When a breach occurs, after the confusion and panic have passed (or merely settled in), the finger pointing starts. Generally, clients assume that since the anti-virus icon in the corner was there, they were protected. Firewall? Not sure what it is, but I get an alert every now and then about it, so it must be doing something. Passwords? I use them. Sure, they aren’t the most complicated, but c’ mon, why would a hacker want my bank account? I live paycheck to paycheck, believe me, I’m not their target. Or as I would guess is most cases, they think ‘I guess my IT guy wasn’t paying attention to something or didn’t do an update he or she was supposed to do’.
The IT department or MSP runs through the scenario, ensuring that all the precautions they put in place were active and functioning properly. It had to be user error.
Aside from the uninformed logic of the end user in this scenario (hackers will take ANY information they can get), both parties are possibly correct.
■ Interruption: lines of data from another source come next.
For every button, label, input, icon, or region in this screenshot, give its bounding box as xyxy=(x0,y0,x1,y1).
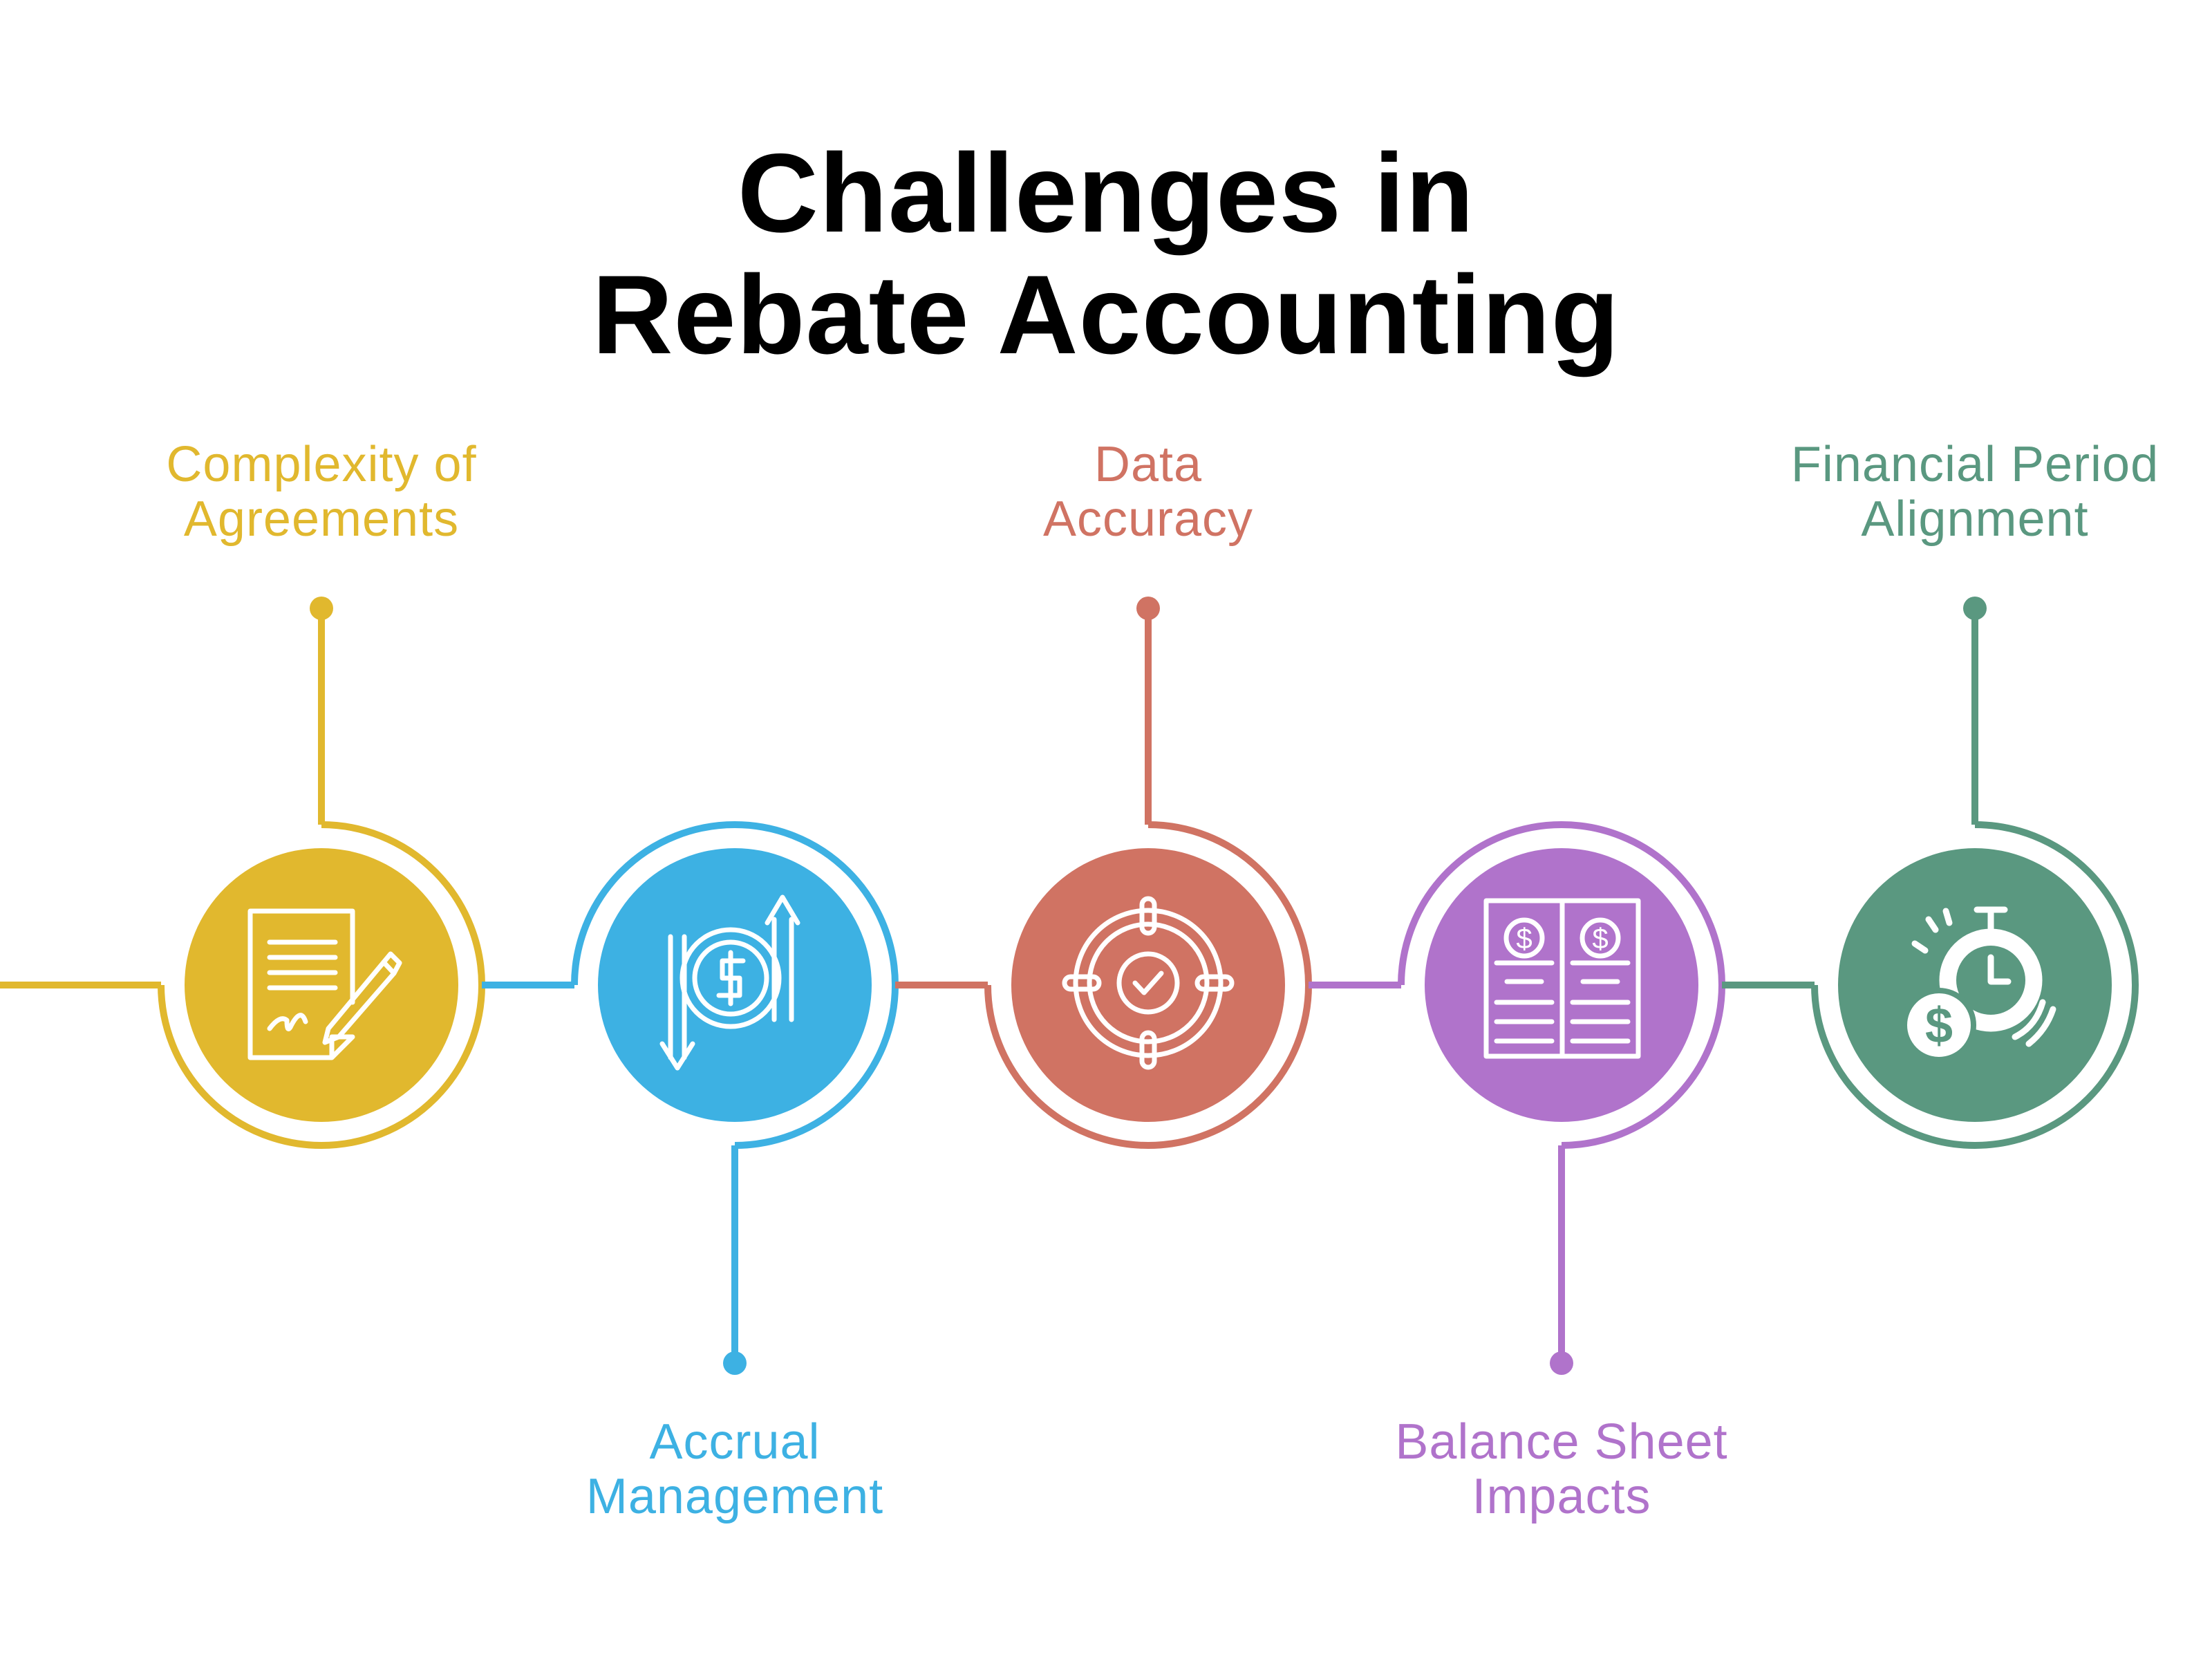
label: Financial Period Alignment: Financial Period xyxy=(1791,437,2159,492)
label: Balance Sheet Impacts: Balance Sheet xyxy=(1395,1414,1728,1470)
title: Challenges in xyxy=(738,131,1474,256)
icon: target with check xyxy=(1065,899,1232,1067)
label: Financial Period Alignment xyxy=(1791,437,2159,547)
title xyxy=(592,131,1620,377)
step 1: yellow xyxy=(0,597,482,1145)
step 4: purple xyxy=(1309,825,1722,1375)
label: Data Accuracy: Accuracy xyxy=(1043,491,1253,547)
step 2: blue xyxy=(482,825,895,1375)
label: Accrual Management: Management xyxy=(586,1469,883,1524)
title: Rebate Accounting xyxy=(592,252,1620,377)
label: Complexity of Agreements: Complexity of xyxy=(166,437,477,492)
label: Data Accuracy xyxy=(1043,437,1253,547)
label: Complexity of Agreements xyxy=(166,437,477,547)
icon: balance sheet book: $ xyxy=(1592,922,1609,955)
label: Balance Sheet Impacts: Impacts xyxy=(1472,1469,1651,1524)
icon: document with pen xyxy=(250,911,400,1058)
label: Data Accuracy: Data xyxy=(1094,437,1202,492)
icon: balance sheet book xyxy=(1486,901,1638,1056)
step 3: red xyxy=(895,597,1309,1145)
step 5: green xyxy=(1722,597,2135,1145)
icon: coin with arrows xyxy=(662,897,798,1068)
icon: stopwatch with dollar: $ xyxy=(1925,998,1953,1053)
label: Accrual Management xyxy=(586,1414,883,1524)
label: Complexity of Agreements: Agreements xyxy=(184,491,459,547)
label: Accrual Management: Accrual xyxy=(649,1414,821,1470)
label: Financial Period Alignment: Alignment xyxy=(1861,491,2089,547)
icon: balance sheet book: $ xyxy=(1516,922,1533,955)
icon: stopwatch with dollar xyxy=(1904,910,2053,1060)
label: Balance Sheet Impacts xyxy=(1395,1414,1728,1524)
Regardless of who’s fault it was, it happened. Remediation and education have to start immediately to fix the damage and prevent it from happening again.
Someone’s Going to Pay for This
Ransomware isn’t what we are talking about here. In this case, we mean that someone will need to be held accountable – but who? There are laws in place and standards to meet, but what if the MSP has done their part and the client has not held up their end of the deal? Who will bear the brunt of the responsibility?
MSPs need to start to look to additional methods of ensuring that their clients are held accountable in the process. That means every employee. An entire business can be taken down by one irresponsible move, made by one single employee.
As the sophistication level of cybercrime develops, so must the processes and procedures of those fighting it. This may mean having a possibly uncomfortable conversation up front with your client and letting them know that you will do your part, but they, in turn, must do theirs. And with fines and legal repercussions being upheld at various levels, you can’t afford not to have this conversation.